Capri Cuts Forecast, Shuts Stores in China on Virus Outbreak


(Bloomberg) -- Capri Holdings Ltd., the owner of the Michael Kors, Versace and Jimmy Choo brands, cut its revenue forecast for the fiscal full year, citing the material impact of the China coronavirus outbreak on its business.

Capri also closed about 150 of its 225 stores in mainland China as of Feb. 5, while those that remain open are operating with reduced hours and a significant drop in customer visits, it said. The company expects the situation to curb revenue by about $100 million and earnings per share by 40 cents to 45 cents for the fourth quarter and full year, which both end in March.

“This estimate could materially change if the severity of the situation in China worsens,” John Idol, chairman and chief executive officer, said in a statement. “The situation in China and the measures being taken to protect the population are having a material impact on our business.”

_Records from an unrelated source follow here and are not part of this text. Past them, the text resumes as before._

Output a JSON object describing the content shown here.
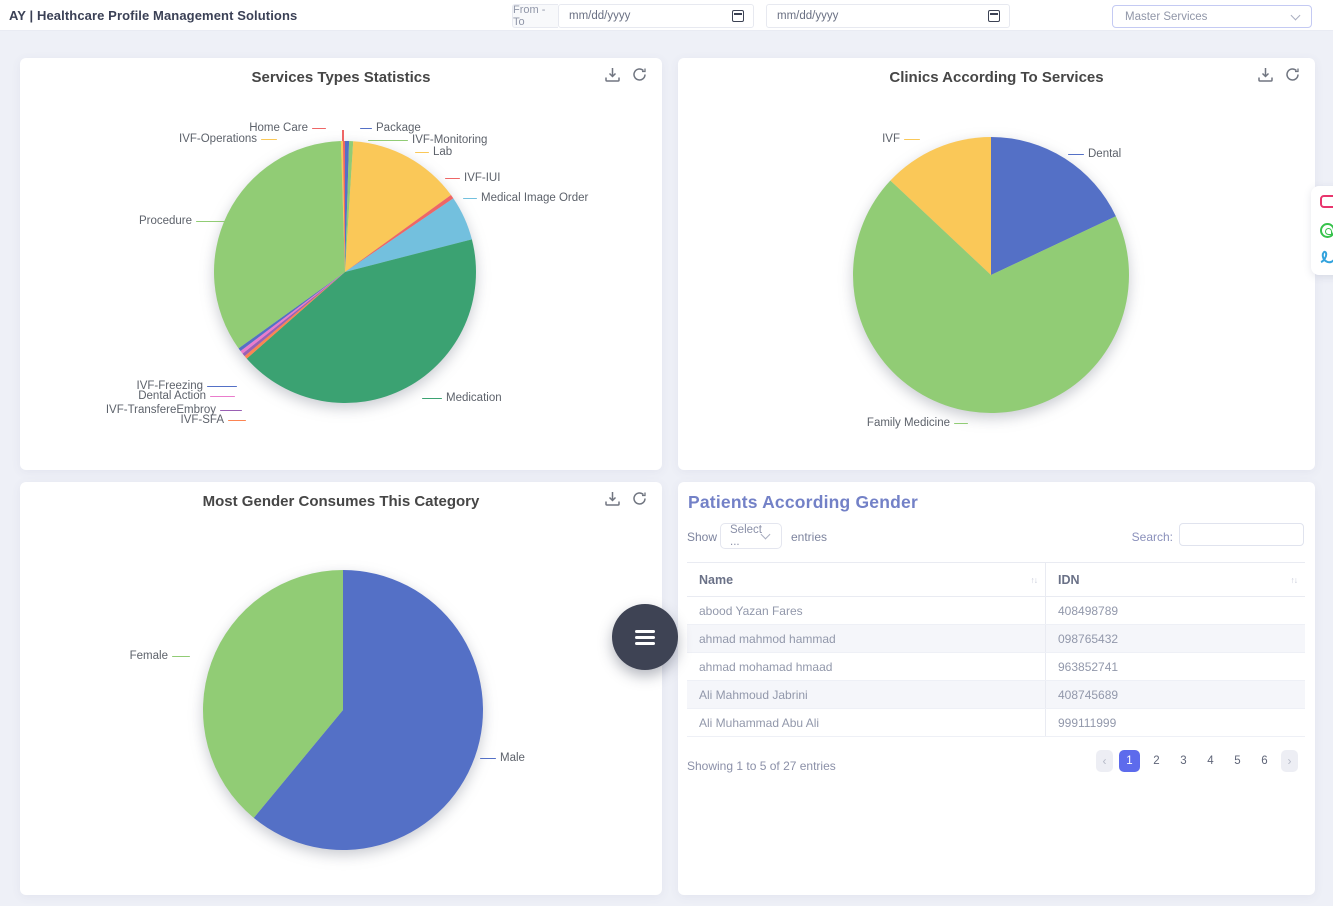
{
  "colors": {
    "accent": "#5d6bec",
    "panel_title": "#7381c7",
    "fab_background": "#3e4354",
    "page_background": "#eef0f7",
    "chart_title": "#464646"
  },
  "icons": {
    "calendar": "calendar",
    "chevron_down": "chevron-down",
    "download": "download",
    "refresh": "refresh",
    "hamburger": "hamburger-menu",
    "sort_asc": "↑",
    "sort_desc": "↓",
    "prev": "‹",
    "next": "›",
    "side_widget": [
      "video",
      "whatsapp",
      "signature"
    ]
  },
  "topbar": {
    "brand": "AY | Healthcare Profile Management Solutions",
    "from_to_label": "From - To",
    "date_from_placeholder": "mm/dd/yyyy",
    "date_to_placeholder": "mm/dd/yyyy",
    "master_select_value": "Master Services"
  },
  "chart_data": [
    {
      "type": "pie",
      "title": "Services Types Statistics",
      "labels": [
        "Package",
        "IVF-Monitoring",
        "Lab",
        "IVF-IUI",
        "Medical Image Order",
        "Medication",
        "IVF-SFA",
        "IVF-TransfereEmbroy",
        "Dental Action",
        "IVF-Freezing",
        "Procedure",
        "IVF-Operations",
        "Home Care"
      ],
      "values": [
        0.5,
        0.5,
        14,
        0.5,
        5.5,
        42.5,
        0.4,
        0.4,
        0.4,
        0.4,
        34.4,
        0.25,
        0.25
      ],
      "colors": [
        "#5470c6",
        "#91cc75",
        "#fac858",
        "#ee6666",
        "#73c0de",
        "#3ba272",
        "#fc8452",
        "#9a60b4",
        "#ea7ccc",
        "#5470c6",
        "#91cc75",
        "#fac858",
        "#ee6666"
      ],
      "legend": "none",
      "label_style": "outside-leader-lines",
      "start_angle_deg": 90,
      "clockwise": true
    },
    {
      "type": "pie",
      "title": "Clinics According To Services",
      "labels": [
        "Dental",
        "Family Medicine",
        "IVF"
      ],
      "values": [
        18,
        69,
        13
      ],
      "colors": [
        "#5470c6",
        "#91cc75",
        "#fac858"
      ],
      "legend": "none",
      "label_style": "outside-leader-lines",
      "start_angle_deg": 90,
      "clockwise": true
    },
    {
      "type": "pie",
      "title": "Most Gender Consumes This Category",
      "labels": [
        "Male",
        "Female"
      ],
      "values": [
        61,
        39
      ],
      "colors": [
        "#5470c6",
        "#91cc75"
      ],
      "legend": "none",
      "label_style": "outside-leader-lines",
      "start_angle_deg": 90,
      "clockwise": true
    }
  ],
  "patients": {
    "title": "Patients According Gender",
    "show_label": "Show",
    "page_size_value": "Select ...",
    "entries_label": "entries",
    "search_label": "Search:",
    "search_value": "",
    "columns": [
      "Name",
      "IDN"
    ],
    "rows": [
      {
        "name": "abood Yazan Fares",
        "idn": "408498789"
      },
      {
        "name": "ahmad mahmod hammad",
        "idn": "098765432"
      },
      {
        "name": "ahmad mohamad hmaad",
        "idn": "963852741"
      },
      {
        "name": "Ali Mahmoud Jabrini",
        "idn": "408745689"
      },
      {
        "name": "Ali Muhammad Abu Ali",
        "idn": "999111999"
      }
    ],
    "footer_info": "Showing 1 to 5 of 27 entries",
    "pagination": {
      "active_page": "1",
      "pages": [
        "1",
        "2",
        "3",
        "4",
        "5",
        "6"
      ]
    }
  }
}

Capri and other businesses that made significant investments in China to court a rising middle class now have to mitigate the impact of the coronavirus, which has stifled travel and commerce throughout the country. Ralph Lauren Corp. temporarily closed about half of its 110 stores in China, it said Tuesday, while McDonald’s Corp. and Starbucks Corp. also shuttered locations as the nation struggles to contain the outbreak.

Still, Capri’s shares were up as much as 12% Wednesday morning after the company also posted third-quarter results that topped analysts’ estimates. They had slumped 19% this year through Tuesday.

Capri Cuts Forecast, Shuts Stores in China on Virus Outbreak

Brand Impact

Supply chain disruptions may also impact Capri’s forecast, the company said. Given the lower-than-normal visibility, Capri won’t be providing forecasts for brand comparable store sales in the fourth quarter.

China represents a bigger portion of the Versace business than its other labels Jimmy Choo and Michael Kors, according to the company. Capri hopes to expand Italian fashion label Versace, which it bought in 2018, into a $2 billion business and add more than 100 new stores. More than half of the label’s existing stores are in Asia. For Michael Kors, less than 10% of its goods are made in China.

Travel restrictions could hurt Capri’s business outside China too, as all three of its fashion labels benefit from tourist traffic. Michael Kors operates flagship stores in major tourism hubs including New York, Paris, London, Tokyo and Hong Kong.

“The situation is very serious and dynamic,” said Idol. “We can only hope for a speedy and positive solution to this crisis.”